Je répète: les élèves de première et deuxième secondaire ont donné tous les indices laissant croire qu’ils ont beaucoup apprécié ces 50 minutes sans la moindre parole. Près d’une heure de lente et profonde méditation sur la notion de vie.

La plupart des tableaux se dessinent avec un minimum d’éléments: un crâne humain, un bras ainsi qu’une jambe décharnés, laissant apparaître muscles, tissus et os. Des membres qui prennent vie sous l’impulsion que leur donne le manipulateur. Dans une patiente lourdeur, il assure le mouvement toujours très graduel des membres poussés à la résurrection par un quelconque souffle. D’où origine la vie?

Plus tard, c’est un œil énorme qui apparaît dans les mains de l’interprète. Plus tard encore, un bébé, translucide. Tout cela vous apparaît scabreux? Par un quelconque miracle, ça ne l’est pas. Audacieux, ça, oui. Étonnant, bouleversant aussi, mais pas du tout scabreux. Le créateur arrive à transcender l’apparence de ses accessoires pour nous entraîner dans la réflexion.

C’est peut-être là son plus grand mérite, d’ailleurs, au delà même de sa technique de travail pourtant renversante. Dans ses mouvements chorégraphiés, il utilise aussi bien ses pieds que ses mains pour animer les objets. De sa maestria technique ne ressort qu’une admirable simplicité et une éclatante absence de tape à l’œil. Il fait tout pour que son athlétique labeur disparaisse derrière la représentation. Lui fait discrètement partie de la narration, en nécessaire filigrane. Il est le partenaire de danse de ses choses.

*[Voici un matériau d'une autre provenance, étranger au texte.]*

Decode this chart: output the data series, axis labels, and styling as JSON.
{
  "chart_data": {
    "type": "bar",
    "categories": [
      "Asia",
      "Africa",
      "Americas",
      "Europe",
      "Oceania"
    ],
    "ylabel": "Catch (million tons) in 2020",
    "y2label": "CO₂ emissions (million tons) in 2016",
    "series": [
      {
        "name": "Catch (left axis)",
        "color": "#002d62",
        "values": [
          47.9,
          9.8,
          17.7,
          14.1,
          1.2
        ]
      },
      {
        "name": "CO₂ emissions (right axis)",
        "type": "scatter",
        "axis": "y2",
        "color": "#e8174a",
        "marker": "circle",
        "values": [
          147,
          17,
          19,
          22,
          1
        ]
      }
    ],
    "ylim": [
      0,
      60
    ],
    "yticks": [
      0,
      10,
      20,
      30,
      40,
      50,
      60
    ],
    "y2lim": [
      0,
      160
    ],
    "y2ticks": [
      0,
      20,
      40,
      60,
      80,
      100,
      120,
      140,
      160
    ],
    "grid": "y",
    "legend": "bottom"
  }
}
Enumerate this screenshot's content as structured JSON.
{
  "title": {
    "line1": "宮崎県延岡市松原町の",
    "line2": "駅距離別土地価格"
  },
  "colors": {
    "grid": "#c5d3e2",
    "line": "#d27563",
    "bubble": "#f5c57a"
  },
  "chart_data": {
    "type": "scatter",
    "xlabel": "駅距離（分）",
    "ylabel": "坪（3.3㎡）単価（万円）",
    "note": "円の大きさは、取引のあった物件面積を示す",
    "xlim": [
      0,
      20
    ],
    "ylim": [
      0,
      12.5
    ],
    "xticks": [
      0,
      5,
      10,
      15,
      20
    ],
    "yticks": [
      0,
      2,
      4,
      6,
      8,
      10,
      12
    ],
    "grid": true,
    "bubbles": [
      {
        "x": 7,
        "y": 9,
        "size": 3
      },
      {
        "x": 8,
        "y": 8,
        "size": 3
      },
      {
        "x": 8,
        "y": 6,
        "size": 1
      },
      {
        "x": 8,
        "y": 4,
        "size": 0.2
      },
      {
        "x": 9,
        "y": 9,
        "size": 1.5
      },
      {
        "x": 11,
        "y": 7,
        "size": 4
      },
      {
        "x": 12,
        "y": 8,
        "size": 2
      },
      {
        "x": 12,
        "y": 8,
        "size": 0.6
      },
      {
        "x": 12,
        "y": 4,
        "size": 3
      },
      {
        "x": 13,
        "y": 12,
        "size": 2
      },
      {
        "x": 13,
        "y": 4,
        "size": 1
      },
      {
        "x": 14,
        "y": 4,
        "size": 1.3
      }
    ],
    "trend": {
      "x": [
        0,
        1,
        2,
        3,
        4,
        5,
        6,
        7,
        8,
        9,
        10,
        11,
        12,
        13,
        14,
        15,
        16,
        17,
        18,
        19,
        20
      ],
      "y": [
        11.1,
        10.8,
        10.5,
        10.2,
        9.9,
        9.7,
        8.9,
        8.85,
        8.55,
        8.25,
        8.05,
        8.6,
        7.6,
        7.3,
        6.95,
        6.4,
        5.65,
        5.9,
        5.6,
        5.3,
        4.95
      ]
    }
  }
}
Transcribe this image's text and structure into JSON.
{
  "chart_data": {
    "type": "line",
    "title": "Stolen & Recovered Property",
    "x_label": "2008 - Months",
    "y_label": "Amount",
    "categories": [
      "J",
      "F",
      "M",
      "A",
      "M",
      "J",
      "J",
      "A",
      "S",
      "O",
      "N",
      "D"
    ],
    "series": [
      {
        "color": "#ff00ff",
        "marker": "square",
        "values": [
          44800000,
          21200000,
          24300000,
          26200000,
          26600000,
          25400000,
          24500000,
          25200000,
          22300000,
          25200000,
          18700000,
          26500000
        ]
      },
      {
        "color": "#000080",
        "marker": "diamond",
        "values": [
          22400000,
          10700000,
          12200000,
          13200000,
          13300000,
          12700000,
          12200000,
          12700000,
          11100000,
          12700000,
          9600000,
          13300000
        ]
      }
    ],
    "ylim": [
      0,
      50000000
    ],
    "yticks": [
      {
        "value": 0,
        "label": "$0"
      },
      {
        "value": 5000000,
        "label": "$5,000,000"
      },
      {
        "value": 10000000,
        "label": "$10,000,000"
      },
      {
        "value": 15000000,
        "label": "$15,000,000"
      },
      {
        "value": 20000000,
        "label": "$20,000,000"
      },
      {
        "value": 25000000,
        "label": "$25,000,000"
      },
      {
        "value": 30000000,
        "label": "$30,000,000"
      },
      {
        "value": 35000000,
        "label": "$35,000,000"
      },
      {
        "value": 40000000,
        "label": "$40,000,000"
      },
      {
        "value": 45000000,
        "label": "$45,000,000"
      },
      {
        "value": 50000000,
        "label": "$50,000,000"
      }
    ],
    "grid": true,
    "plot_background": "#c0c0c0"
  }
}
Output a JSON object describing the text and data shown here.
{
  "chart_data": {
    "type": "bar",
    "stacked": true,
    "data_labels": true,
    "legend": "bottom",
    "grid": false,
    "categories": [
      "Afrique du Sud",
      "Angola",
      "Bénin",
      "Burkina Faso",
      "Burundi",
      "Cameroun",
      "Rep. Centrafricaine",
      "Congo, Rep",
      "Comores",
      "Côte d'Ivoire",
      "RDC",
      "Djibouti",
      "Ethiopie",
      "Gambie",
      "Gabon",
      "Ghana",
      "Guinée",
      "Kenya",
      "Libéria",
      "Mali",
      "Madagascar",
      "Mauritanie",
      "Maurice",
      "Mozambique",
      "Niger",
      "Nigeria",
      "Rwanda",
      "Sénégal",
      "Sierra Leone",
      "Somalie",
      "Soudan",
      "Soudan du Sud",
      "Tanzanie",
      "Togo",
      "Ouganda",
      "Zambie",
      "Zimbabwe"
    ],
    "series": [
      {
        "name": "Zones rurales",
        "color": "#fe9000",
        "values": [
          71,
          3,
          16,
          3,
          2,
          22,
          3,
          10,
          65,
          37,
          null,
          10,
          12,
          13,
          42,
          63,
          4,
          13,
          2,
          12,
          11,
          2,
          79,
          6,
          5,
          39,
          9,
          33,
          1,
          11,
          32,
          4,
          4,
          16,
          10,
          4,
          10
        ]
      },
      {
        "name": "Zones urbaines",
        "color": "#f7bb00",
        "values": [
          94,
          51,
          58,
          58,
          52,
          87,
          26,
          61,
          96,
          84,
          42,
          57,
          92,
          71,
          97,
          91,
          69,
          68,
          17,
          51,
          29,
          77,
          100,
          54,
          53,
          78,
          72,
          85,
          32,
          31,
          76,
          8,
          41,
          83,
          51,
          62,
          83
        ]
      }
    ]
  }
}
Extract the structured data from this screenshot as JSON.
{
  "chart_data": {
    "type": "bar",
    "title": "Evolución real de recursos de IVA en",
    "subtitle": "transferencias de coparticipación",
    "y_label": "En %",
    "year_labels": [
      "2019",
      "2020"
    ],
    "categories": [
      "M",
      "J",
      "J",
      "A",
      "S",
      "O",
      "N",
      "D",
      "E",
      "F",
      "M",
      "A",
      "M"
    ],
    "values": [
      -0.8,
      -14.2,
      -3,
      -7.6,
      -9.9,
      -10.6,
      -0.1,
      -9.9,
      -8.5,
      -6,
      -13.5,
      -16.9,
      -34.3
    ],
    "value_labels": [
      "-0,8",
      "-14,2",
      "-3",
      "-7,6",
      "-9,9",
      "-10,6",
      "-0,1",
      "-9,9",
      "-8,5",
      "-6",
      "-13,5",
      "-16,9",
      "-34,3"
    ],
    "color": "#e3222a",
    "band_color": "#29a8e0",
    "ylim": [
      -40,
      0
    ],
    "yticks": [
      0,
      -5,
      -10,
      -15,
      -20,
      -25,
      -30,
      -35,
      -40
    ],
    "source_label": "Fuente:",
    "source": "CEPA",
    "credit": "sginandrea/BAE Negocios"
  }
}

L’âme qui insuffle la vie.

Pour qui n’est pas un adepte de ce type de théâtre, Kevin Augustine le mène dans des zones jusque là insoupçonnées. Il redessine les limites du médium, proposant une réflexion sur la discipline au même titre que le thème de son rêve conscient. Body Concert est un spectacle littéralement fascinant qui ouvre des portes là où on ne voyait qu’un mur.

On découvre, à travers cette exploration, combien le projet des Sages Fous de créer une Fabrique de théâtre insolite peut être riche de promesses. Le monde est grand mais on n’a pas idée de l’immensité du territoire qu’il reste à explorer.